Strategi promosi juga menjadi perhatian. Subardi menyarankan agar penyelenggara wisata memanfaatkan kekayaan budaya lokal melalui pertunjukan seni tradisi, pameran produk UMKM, serta kalender event yang konsisten dan menarik. Upaya ini diyakini akan memperkuat identitas lokal, sekaligus memberikan alasan tambahan bagi wisatawan untuk datang kembali.
“Integrasi dan konektivitas wisata bisa didorong melalui berbagai program promosi, seperti pertunjukan seni, pameran produk UMKM, kerajinan tangan, dan kalender event lainnya. Berbagai tawaran tersebut akan menambah kesan yang menyenangkan bila berkunjung ke Borobudur,” paparnya.
Di tengah berbagai tantangan sektor pariwisata, terutama pascapandemi dan perubahan tren wisata global, konsep wisata terintegrasi menjadi solusi strategis untuk meningkatkan jumlah kunjungan sekaligus memperpanjang masa tinggal wisatawan. Dengan demikian, dampak ekonominya bisa lebih merata dan berkelanjutan.
Subardi menegaskan bahwa Borobudur sebagai warisan budaya dunia memiliki kekuatan simbolis dan ekonomis yang luar biasa. Maka dari itu, pengelolaan kawasan ini harus dilakukan dengan visi jangka panjang yang mencakup perluasan akses, pembangunan infrastruktur pendukung, serta kolaborasi lintas sektor.
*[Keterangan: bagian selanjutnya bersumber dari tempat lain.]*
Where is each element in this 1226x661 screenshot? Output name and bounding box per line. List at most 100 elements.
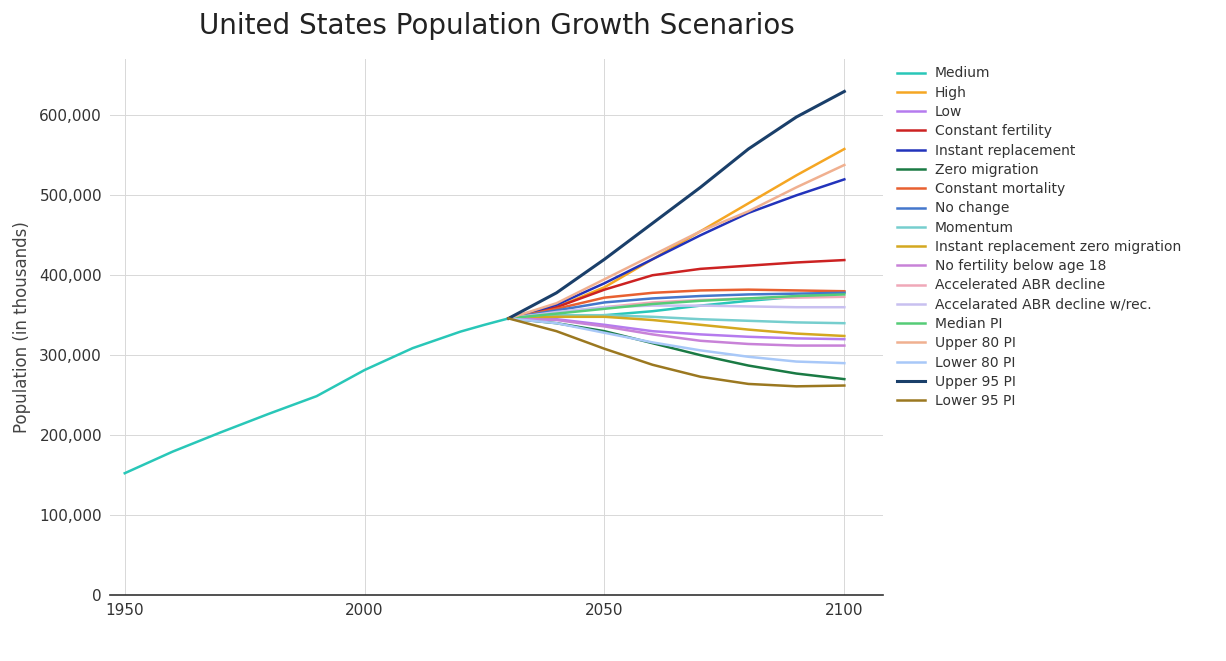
High [741,200,755,208]
Medium [597,311,612,319]
No fertility below age 18 [597,323,612,330]
Upper 95 PI [790,113,804,121]
Title: United States Population Growth Scenarios: United States Population Growth Scenario… [199,13,794,40]
Legend: Medium, High, Low, Constant fertility, Instant replacement, Zero migration, Cons: Medium, High, Low, Constant fertility, I… [897,67,1181,408]
Instant replacement [597,280,612,288]
Line: High: High [509,149,845,319]
Constant mortality [790,286,804,294]
No change [501,315,516,323]
Line: Upper 80 PI: Upper 80 PI [509,165,845,319]
High [597,284,612,292]
Upper 80 PI [501,315,516,323]
Upper 80 PI [693,227,707,235]
Constant fertility [741,262,755,270]
Line: Constant fertility: Constant fertility [509,260,845,319]
Line: Accelerated ABR decline: Accelerated ABR decline [509,297,845,319]
Line: Instant replacement: Instant replacement [509,179,845,319]
Constant fertility [790,258,804,266]
Momentum [645,313,660,321]
Medium [549,312,564,320]
Upper 95 PI [549,289,564,297]
Constant fertility [549,303,564,311]
Lower 95 PI [693,373,707,381]
Lower 95 PI [645,361,660,369]
Momentum [597,311,612,319]
Momentum [790,319,804,327]
Low [837,335,852,343]
Lower 80 PI [597,329,612,336]
No fertility below age 18 [837,342,852,350]
Upper 95 PI [693,183,707,191]
Upper 95 PI [597,255,612,263]
No change [741,290,755,298]
Median PI [597,305,612,313]
Zero migration [741,362,755,369]
High [549,303,564,311]
Accelerated ABR decline [741,294,755,302]
No fertility below age 18 [645,330,660,338]
Instant replacement [790,192,804,200]
No change [645,294,660,302]
Zero migration [501,315,516,323]
Upper 95 PI [501,315,516,323]
Line: No change: No change [509,293,845,319]
Median PI [693,297,707,305]
Lower 95 PI [549,327,564,335]
Momentum [741,317,755,325]
Instant replacement [645,255,660,263]
Lower 95 PI [790,382,804,390]
Low [790,334,804,342]
Low [549,315,564,323]
Constant fertility [501,315,516,323]
Median PI [549,309,564,317]
Low [741,333,755,341]
Line: Accelarated ABR decline w/rec.: Accelarated ABR decline w/rec. [509,305,845,319]
Accelarated ABR decline w/rec. [549,308,564,316]
Line: Instant replacement zero migration: Instant replacement zero migration [509,317,845,336]
Upper 80 PI [790,183,804,191]
Momentum [693,315,707,323]
Instant replacement zero migration [790,330,804,338]
High [790,171,804,179]
Line: Median PI: Median PI [509,294,845,319]
No fertility below age 18 [549,316,564,324]
Constant mortality [501,315,516,323]
No change [837,289,852,297]
No change [790,290,804,297]
Accelerated ABR decline [549,309,564,317]
Zero migration [693,351,707,359]
Instant replacement [837,175,852,183]
Accelarated ABR decline w/rec. [693,301,707,309]
Accelerated ABR decline [597,303,612,311]
Instant replacement zero migration [741,326,755,334]
Momentum [501,315,516,323]
Medium [741,297,755,305]
Lower 95 PI [741,380,755,388]
Momentum [837,319,852,327]
Medium [790,293,804,301]
No fertility below age 18 [790,342,804,350]
Upper 80 PI [549,299,564,307]
Line: Lower 95 PI: Lower 95 PI [509,319,845,386]
Median PI [837,290,852,298]
Lower 80 PI [549,319,564,327]
Constant mortality [645,289,660,297]
Constant mortality [597,293,612,301]
Line: Medium: Medium [509,292,845,319]
Accelarated ABR decline w/rec. [501,315,516,323]
Median PI [645,300,660,308]
Constant mortality [693,286,707,294]
Accelarated ABR decline w/rec. [597,303,612,311]
Low [597,321,612,329]
High [645,255,660,263]
Accelerated ABR decline [501,315,516,323]
Instant replacement zero migration [693,321,707,329]
Low [501,315,516,323]
Accelerated ABR decline [645,299,660,307]
Medium [501,315,516,323]
No change [549,307,564,315]
Line: Lower 80 PI: Lower 80 PI [509,319,845,363]
Medium [693,301,707,309]
Zero migration [645,339,660,347]
Instant replacement zero migration [549,313,564,321]
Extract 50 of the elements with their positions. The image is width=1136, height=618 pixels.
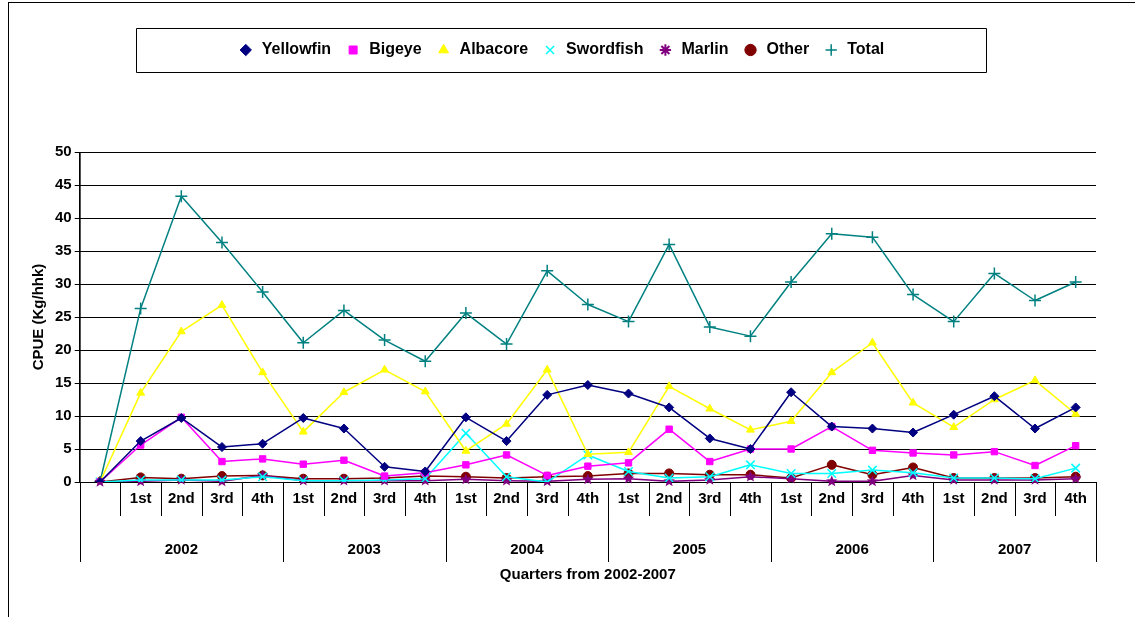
text: 2002: [164, 540, 198, 558]
legend-label: Marlin: [681, 40, 729, 58]
x-tick-label: 4th: [1064, 489, 1087, 507]
x-tick-label: 4th: [739, 489, 762, 507]
x-tick-label: 2nd: [655, 489, 683, 507]
x-tick-label: 3rd: [698, 489, 722, 507]
y-tick-label: 15: [55, 373, 72, 391]
legend-label: Yellowfin: [261, 40, 332, 58]
x-tick-label: 1st: [129, 489, 152, 507]
x-tick-label: 1st: [617, 489, 640, 507]
text: 2003: [347, 540, 381, 558]
text: 2007: [998, 540, 1032, 558]
text: 2005: [672, 540, 707, 558]
legend-label: Total: [847, 40, 885, 58]
x-tick-label: 2nd: [981, 489, 1008, 507]
x-tick-label: 2nd: [493, 489, 520, 507]
legend-label: Other: [766, 40, 810, 58]
y-tick-label: 30: [55, 274, 72, 292]
x-tick-label: 3rd: [372, 489, 397, 507]
x-tick-label: 1st: [942, 489, 965, 507]
x-tick-label: 2nd: [167, 489, 195, 507]
x-tick-label: 1st: [292, 489, 315, 507]
text: 2004: [510, 540, 545, 558]
x-tick-label: 2nd: [330, 489, 358, 507]
x-tick-label: 3rd: [1023, 489, 1047, 507]
y-tick-label: 0: [63, 472, 72, 490]
x-tick-label: 4th: [901, 489, 925, 507]
y-axis-title: CPUE (Kg/hhk): [29, 263, 47, 371]
x-tick-label: 2nd: [818, 489, 846, 507]
y-tick-label: 10: [55, 406, 72, 424]
x-tick-label: 3rd: [860, 489, 885, 507]
y-tick-label: 45: [55, 175, 72, 193]
y-tick-label: 35: [55, 241, 72, 259]
y-tick-label: 40: [55, 208, 72, 226]
y-tick-label: 20: [55, 340, 72, 358]
x-tick-label: 4th: [251, 489, 274, 507]
x-tick-label: 3rd: [535, 489, 559, 507]
text: 2006: [835, 540, 869, 558]
legend-label: Swordfish: [566, 40, 644, 58]
x-tick-label: 3rd: [210, 489, 234, 507]
x-axis-title: Quarters from 2002-2007: [499, 565, 676, 583]
x-tick-label: 4th: [576, 489, 600, 507]
y-tick-label: 50: [55, 142, 72, 160]
x-tick-label: 1st: [780, 489, 802, 507]
legend-label: Bigeye: [369, 40, 422, 58]
y-tick-label: 25: [55, 307, 72, 325]
x-tick-label: 4th: [413, 489, 437, 507]
legend-label: Albacore: [459, 40, 529, 58]
y-tick-label: 5: [63, 439, 72, 457]
x-tick-label: 1st: [455, 489, 477, 507]
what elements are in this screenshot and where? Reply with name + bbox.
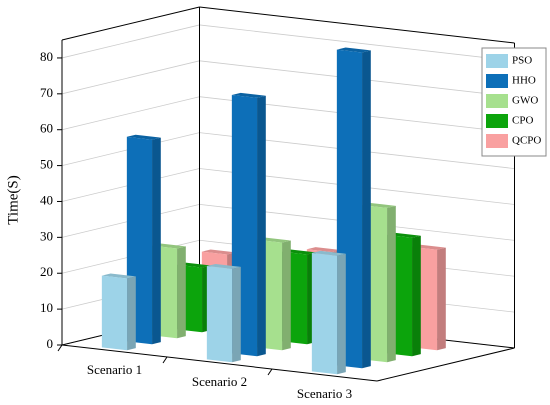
legend-label: HHO (512, 75, 536, 87)
y-tick-label: 30 (40, 228, 53, 243)
bar-side (337, 253, 346, 375)
legend-swatch (486, 94, 508, 108)
x-tick-label: Scenario 3 (297, 386, 352, 401)
grid-line (61, 60, 200, 95)
bar-top (101, 273, 136, 279)
bar-side (232, 266, 241, 363)
bar-top (336, 47, 371, 53)
axis-line (199, 6, 515, 44)
bar-side (127, 276, 136, 351)
legend-swatch (486, 114, 508, 128)
legend-swatch (486, 74, 508, 88)
y-tick-label: 80 (40, 49, 53, 64)
axis-line (61, 344, 378, 382)
y-tick-label: 60 (40, 121, 53, 136)
bar (206, 266, 233, 363)
bar-top (311, 250, 346, 256)
axis-line (61, 6, 200, 41)
bar-top (231, 92, 266, 98)
y-tick-label: 10 (40, 300, 53, 315)
grid-line (199, 24, 515, 62)
legend-label: PSO (512, 55, 532, 67)
y-tick-label: 0 (47, 336, 54, 351)
bar-side (257, 95, 266, 357)
y-tick-label: 70 (40, 85, 53, 100)
bar-side (362, 50, 371, 369)
y-axis-label: Time(S) (5, 175, 21, 224)
x-tick-label: Scenario 1 (87, 362, 142, 377)
legend-swatch (486, 134, 508, 148)
y-tick-label: 40 (40, 192, 53, 207)
bar (311, 252, 338, 375)
bar-side (282, 240, 291, 351)
y-tick-label: 20 (40, 264, 53, 279)
legend-swatch (486, 54, 508, 68)
grid-line (61, 96, 200, 131)
bar-top (206, 263, 241, 269)
bar (101, 275, 128, 351)
axis-line (376, 347, 515, 382)
bar-side (437, 247, 446, 351)
y-tick-label: 50 (40, 157, 53, 172)
bar-side (387, 205, 396, 363)
legend-label: QCPO (512, 135, 541, 147)
x-tick (267, 368, 273, 376)
bar-side (152, 137, 161, 345)
grid-line (61, 24, 200, 59)
legend-label: GWO (512, 95, 538, 107)
x-tick (162, 356, 168, 364)
x-tick (57, 344, 63, 352)
bar-top (201, 249, 236, 255)
bar-side (412, 235, 421, 357)
bar-top (306, 247, 341, 253)
bar-top (126, 134, 161, 140)
legend-label: CPO (512, 115, 533, 127)
x-tick-label: Scenario 2 (192, 374, 247, 389)
bar-side (177, 246, 186, 339)
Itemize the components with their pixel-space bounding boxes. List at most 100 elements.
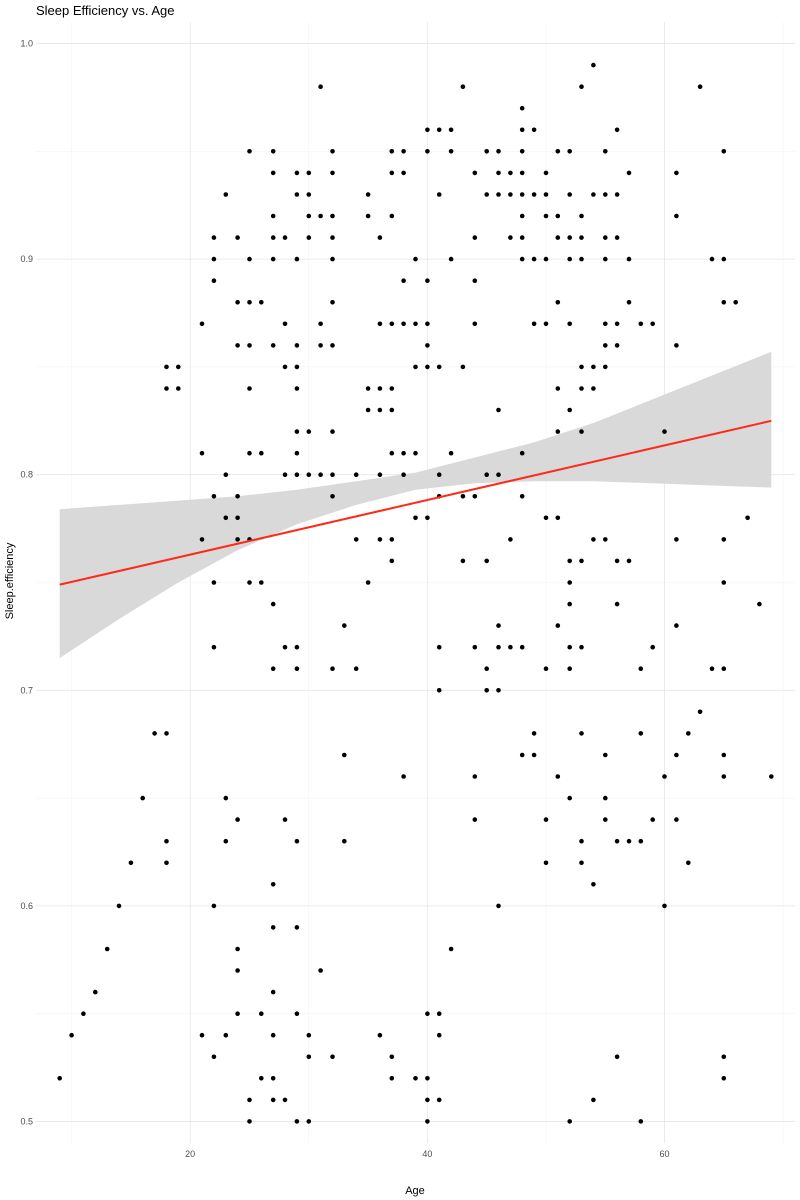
data-point (247, 1097, 252, 1103)
data-point (425, 1076, 430, 1081)
regression-line (59, 419, 772, 586)
data-point (377, 537, 383, 542)
data-point (508, 644, 513, 650)
data-point (567, 1119, 572, 1124)
y-tick-label: 0.6 (20, 901, 33, 911)
data-point (579, 558, 584, 564)
data-point (235, 817, 240, 822)
data-point (223, 472, 229, 478)
data-point (425, 278, 430, 284)
data-point (674, 170, 679, 176)
data-point (270, 882, 276, 887)
data-point (662, 429, 667, 434)
data-point (721, 580, 727, 585)
data-point (603, 192, 608, 197)
data-point (519, 149, 525, 154)
data-point (603, 343, 608, 348)
data-point (721, 149, 727, 154)
data-point (330, 149, 335, 154)
data-point (389, 386, 395, 391)
data-point (555, 149, 561, 154)
data-point (128, 860, 134, 866)
data-point (330, 666, 335, 671)
data-point (496, 644, 501, 650)
data-point (294, 192, 300, 197)
data-point (674, 537, 679, 542)
data-point (603, 235, 608, 240)
data-point (555, 213, 561, 219)
data-point (519, 235, 525, 240)
data-point (199, 537, 205, 542)
data-point (330, 429, 335, 434)
data-point (294, 343, 300, 348)
data-point (638, 838, 644, 844)
data-point (614, 321, 620, 327)
data-point (211, 235, 217, 240)
data-point (342, 623, 347, 628)
data-point (270, 666, 276, 671)
data-point (519, 105, 525, 111)
data-point (365, 407, 371, 413)
data-point (496, 192, 501, 197)
data-point (436, 127, 442, 133)
data-point (484, 472, 490, 478)
data-point (436, 472, 442, 478)
data-point (472, 321, 478, 327)
data-point (389, 170, 395, 176)
data-point (282, 472, 288, 478)
data-point (377, 472, 383, 478)
data-point (330, 300, 335, 305)
data-point (330, 170, 335, 176)
data-point (519, 752, 525, 758)
x-axis-label: Age (405, 1185, 425, 1197)
data-point (164, 838, 169, 844)
data-point (543, 321, 549, 327)
data-point (436, 364, 442, 370)
data-point (567, 407, 572, 413)
data-point (152, 731, 157, 736)
data-point (425, 364, 430, 370)
data-point (745, 515, 750, 521)
data-point (591, 192, 596, 197)
data-point (365, 386, 371, 391)
data-point (401, 321, 406, 327)
data-point (496, 688, 501, 693)
data-point (626, 838, 632, 844)
data-point (413, 364, 418, 370)
data-point (401, 170, 406, 176)
data-point (247, 300, 252, 305)
data-point (484, 558, 490, 564)
data-point (389, 558, 395, 564)
data-point (413, 1076, 418, 1081)
y-axis-label: Sleep.efficiency (4, 542, 16, 619)
data-point (484, 688, 490, 693)
data-point (579, 838, 584, 844)
data-point (567, 558, 572, 564)
data-point (591, 1097, 596, 1103)
data-point (389, 1076, 395, 1081)
data-point (579, 644, 584, 650)
data-point (519, 644, 525, 650)
data-point (496, 170, 501, 176)
data-point (638, 321, 644, 327)
data-point (603, 795, 608, 801)
data-point (365, 580, 371, 585)
data-point (270, 343, 276, 348)
data-point (674, 623, 679, 628)
data-point (567, 235, 572, 240)
data-point (259, 580, 264, 585)
data-point (448, 127, 454, 133)
data-point (270, 601, 276, 607)
data-point (235, 300, 240, 305)
data-point (294, 666, 300, 671)
data-point (496, 623, 501, 628)
data-point (211, 256, 217, 262)
data-point (650, 644, 655, 650)
data-point (81, 1011, 86, 1016)
data-point (626, 300, 632, 305)
data-point (116, 903, 122, 909)
data-point (614, 558, 620, 564)
data-point (472, 170, 478, 176)
data-point (721, 774, 727, 779)
data-point (294, 472, 300, 478)
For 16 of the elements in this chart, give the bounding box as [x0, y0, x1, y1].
Ia juga menggarisbawahi pentingnya peran BUMN dan pemerintah daerah dalam menciptakan ekosistem wisata yang inklusif. Pengembangan Borobudur tidak hanya soal meningkatkan jumlah wisatawan, melainkan juga bagaimana warisan leluhur ini mampu menjadi tulang punggung ekonomi kreatif lokal.
“Ini bukan hanya soal tempat wisata. Ini tentang bagaimana sebuah mahakarya budaya menjadi penggerak roda ekonomi masyarakat. Maka harus ada sinergi antara pengelola, pemerintah, pelaku usaha, dan masyarakat,” pungkasnya.
Dengan peningkatan kualitas tata kelola dan infrastruktur yang semakin mumpuni, serta usulan integrasi konektivitas wisata yang ditawarkan, kawasan Candi Borobudur berpeluang menjadi episentrum baru pengembangan pariwisata Jawa Tengah. Bukan hanya sebagai destinasi tunggal, tetapi juga sebagai simpul dari jaringan wisata lintas budaya dan alam yang saling menguatkan.
Kehadiran gagasan-gagasan segar dari para pengambil kebijakan seperti Subardi membuka harapan baru bahwa sektor pariwisata di kawasan ini tidak hanya akan tumbuh pesat, tapi juga berkelanjutan dan berdampak langsung bagi masyarakat.